The fact that there is no justification for its existence
And that perhaps it had to be written
About what ought never to have been written at all.
When a poet delights us, it’s amazing how much we’ll put up with. I feel as indulgent and proud as a parent. First consider the hilarious incompatibility of the title words, “Reprobate Silver.” What a perfect description of MM. Is she not criminally polished? (That’s the problem with writing about Marianne Moore; she has already said everything about herself, and said it better.) Then listen to her name-drop (Cellini, Thor, Panshin—who is Panshin, anyhow?—Flaubert). See the cavalier boldness of her segues, hear the grand thump of those final imponderables landing in one’s lap like inedible melons. Some of the incoherencies in the poem are so odd that one thinks perhaps parts of her original are missing. But what I really want to say is that a bit of something essential and dazzling comes tearing through this screen. When she writes “Like Panshin’s horse, not permitted to be willful, / trembling incessantly and champing at the bit,” she has managed a fine compression. The horse itself contains compressed opposites: it obeys, but it trembles and cha
mps, its willfulness expressed only in nerves. One immediately imagines this high-strung thoroughbred, a picture of barely reined in energy (and beauty) that is thrilling on its own. She employs this horse first as an analogy to the spirit of the metalsmith who one supposes created some reprobate silver thing she is contemplating, and beyond that to suggest the contained energy in the silver thing itself, giving us three levels of horse so far. But one does not care as much about these applications as about the application of the horse image to Miss Moore herself, for this is a self-portrait. She is the trembling horse “not permitted to be willful.” And of course she is also the one who prevents the horse from being willful. And then, because it is a very good self-portrait, its application is universal; we each know this feeling that she has described in not describing any feelings. Somehow this Rube Goldbergian contraption of a poem is also the alchemist’s flame in which we see the fiery, and checked, spirit of Marianne Moore.
I don’t imagine I could have stood the convolutions of this poem if I weren’t reading backwards, with knowledge of her mature work. But by now she’s trained me to find her.
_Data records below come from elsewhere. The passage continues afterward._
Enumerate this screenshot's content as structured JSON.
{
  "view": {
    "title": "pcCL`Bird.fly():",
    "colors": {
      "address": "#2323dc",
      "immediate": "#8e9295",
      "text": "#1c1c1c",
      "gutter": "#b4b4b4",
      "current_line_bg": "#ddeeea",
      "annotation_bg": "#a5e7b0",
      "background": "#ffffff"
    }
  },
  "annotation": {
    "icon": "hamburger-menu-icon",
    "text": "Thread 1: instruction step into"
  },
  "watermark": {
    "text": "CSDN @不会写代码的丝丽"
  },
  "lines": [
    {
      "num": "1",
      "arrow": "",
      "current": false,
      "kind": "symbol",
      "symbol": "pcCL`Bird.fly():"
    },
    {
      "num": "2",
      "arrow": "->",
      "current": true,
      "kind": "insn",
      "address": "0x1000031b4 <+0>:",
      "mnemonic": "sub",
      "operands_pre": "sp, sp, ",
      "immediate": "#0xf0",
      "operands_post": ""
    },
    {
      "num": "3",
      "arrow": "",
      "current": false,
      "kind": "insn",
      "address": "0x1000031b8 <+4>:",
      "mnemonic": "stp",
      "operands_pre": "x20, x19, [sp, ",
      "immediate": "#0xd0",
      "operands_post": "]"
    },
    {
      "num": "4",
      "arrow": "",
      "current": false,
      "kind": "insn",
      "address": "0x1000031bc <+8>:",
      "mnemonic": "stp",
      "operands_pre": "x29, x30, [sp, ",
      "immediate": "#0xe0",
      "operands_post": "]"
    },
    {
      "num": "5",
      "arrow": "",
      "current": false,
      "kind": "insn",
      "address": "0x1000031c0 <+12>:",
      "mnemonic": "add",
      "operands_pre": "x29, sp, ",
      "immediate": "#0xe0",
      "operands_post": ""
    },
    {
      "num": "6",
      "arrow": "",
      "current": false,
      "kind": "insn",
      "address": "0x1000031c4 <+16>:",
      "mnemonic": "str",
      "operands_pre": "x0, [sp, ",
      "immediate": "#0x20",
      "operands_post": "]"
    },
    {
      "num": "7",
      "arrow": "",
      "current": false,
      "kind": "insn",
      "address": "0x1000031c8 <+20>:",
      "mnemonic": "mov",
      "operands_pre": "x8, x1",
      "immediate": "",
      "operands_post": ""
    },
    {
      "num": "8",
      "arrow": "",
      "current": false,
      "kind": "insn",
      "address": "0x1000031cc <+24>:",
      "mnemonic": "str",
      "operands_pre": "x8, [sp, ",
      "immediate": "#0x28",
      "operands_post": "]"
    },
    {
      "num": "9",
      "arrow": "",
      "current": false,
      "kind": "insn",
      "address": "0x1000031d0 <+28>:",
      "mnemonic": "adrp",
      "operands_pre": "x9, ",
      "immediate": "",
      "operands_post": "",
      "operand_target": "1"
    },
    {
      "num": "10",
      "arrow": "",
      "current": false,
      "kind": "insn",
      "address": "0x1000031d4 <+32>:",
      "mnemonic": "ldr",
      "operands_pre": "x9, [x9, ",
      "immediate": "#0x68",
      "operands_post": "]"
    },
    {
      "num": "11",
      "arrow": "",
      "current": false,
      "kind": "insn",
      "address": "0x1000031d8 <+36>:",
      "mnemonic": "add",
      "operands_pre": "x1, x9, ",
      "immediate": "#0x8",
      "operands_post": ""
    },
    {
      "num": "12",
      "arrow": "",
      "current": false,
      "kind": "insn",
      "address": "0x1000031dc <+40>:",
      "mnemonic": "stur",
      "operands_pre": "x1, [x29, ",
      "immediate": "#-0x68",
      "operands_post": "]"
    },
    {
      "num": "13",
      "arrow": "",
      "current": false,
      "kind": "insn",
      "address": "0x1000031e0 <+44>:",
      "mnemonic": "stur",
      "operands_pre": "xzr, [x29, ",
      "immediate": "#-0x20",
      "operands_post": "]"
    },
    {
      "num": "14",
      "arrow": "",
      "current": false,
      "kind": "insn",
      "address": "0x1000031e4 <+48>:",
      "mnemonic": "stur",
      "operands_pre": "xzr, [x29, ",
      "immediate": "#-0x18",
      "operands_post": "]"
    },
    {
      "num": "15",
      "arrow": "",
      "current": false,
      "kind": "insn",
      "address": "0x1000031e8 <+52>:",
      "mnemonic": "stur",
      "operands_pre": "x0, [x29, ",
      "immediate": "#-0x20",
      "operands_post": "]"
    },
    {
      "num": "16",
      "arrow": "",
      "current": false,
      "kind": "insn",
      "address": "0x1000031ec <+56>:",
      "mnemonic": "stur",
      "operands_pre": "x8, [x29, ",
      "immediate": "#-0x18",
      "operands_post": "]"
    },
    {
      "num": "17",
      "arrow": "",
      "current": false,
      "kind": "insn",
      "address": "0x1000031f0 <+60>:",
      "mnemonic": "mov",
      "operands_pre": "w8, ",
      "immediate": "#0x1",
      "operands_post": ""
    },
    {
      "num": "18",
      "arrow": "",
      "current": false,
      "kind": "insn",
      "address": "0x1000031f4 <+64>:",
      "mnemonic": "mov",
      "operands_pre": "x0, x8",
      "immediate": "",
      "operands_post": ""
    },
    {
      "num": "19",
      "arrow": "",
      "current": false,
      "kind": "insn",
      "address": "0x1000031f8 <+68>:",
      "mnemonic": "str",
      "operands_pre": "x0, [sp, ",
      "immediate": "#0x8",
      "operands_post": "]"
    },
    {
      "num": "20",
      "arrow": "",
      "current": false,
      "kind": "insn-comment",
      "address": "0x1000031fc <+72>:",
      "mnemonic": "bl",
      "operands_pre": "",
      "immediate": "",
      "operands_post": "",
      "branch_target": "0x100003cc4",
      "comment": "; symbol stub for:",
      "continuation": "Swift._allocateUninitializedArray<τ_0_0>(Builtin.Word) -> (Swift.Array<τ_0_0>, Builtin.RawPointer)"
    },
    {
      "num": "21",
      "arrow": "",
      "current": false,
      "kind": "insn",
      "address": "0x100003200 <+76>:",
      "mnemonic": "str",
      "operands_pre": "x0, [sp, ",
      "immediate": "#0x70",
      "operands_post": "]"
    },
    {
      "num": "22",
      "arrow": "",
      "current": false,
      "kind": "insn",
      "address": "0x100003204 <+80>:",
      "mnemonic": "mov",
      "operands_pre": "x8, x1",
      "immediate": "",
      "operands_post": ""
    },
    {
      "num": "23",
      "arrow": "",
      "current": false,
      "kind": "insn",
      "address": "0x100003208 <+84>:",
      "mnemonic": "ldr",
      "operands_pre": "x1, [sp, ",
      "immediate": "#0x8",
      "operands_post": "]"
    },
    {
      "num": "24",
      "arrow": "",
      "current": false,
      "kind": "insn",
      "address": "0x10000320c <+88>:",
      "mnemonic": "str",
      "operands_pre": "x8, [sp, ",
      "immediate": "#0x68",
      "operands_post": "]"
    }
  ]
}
She latches and thrives upon the tension between freedom and restraint. It is the well-spring of so many fruitful conflicts in her poems. And it really is another form of the tension she maintains between complexity and clarity. In one of these early poems, she asserts, “Mixed metaphors are not necessarily,” thus plumping for complexity. Yet in the next poem she can be perfectly mulish in her resistance to her own thoroughbred instincts. (An early poem is titled, in quotations, “‘I Like a Horse but I Have a Fellow Feeling for a Mule.’”) She will neither give up to her endlessly competing discriminations nor give them up.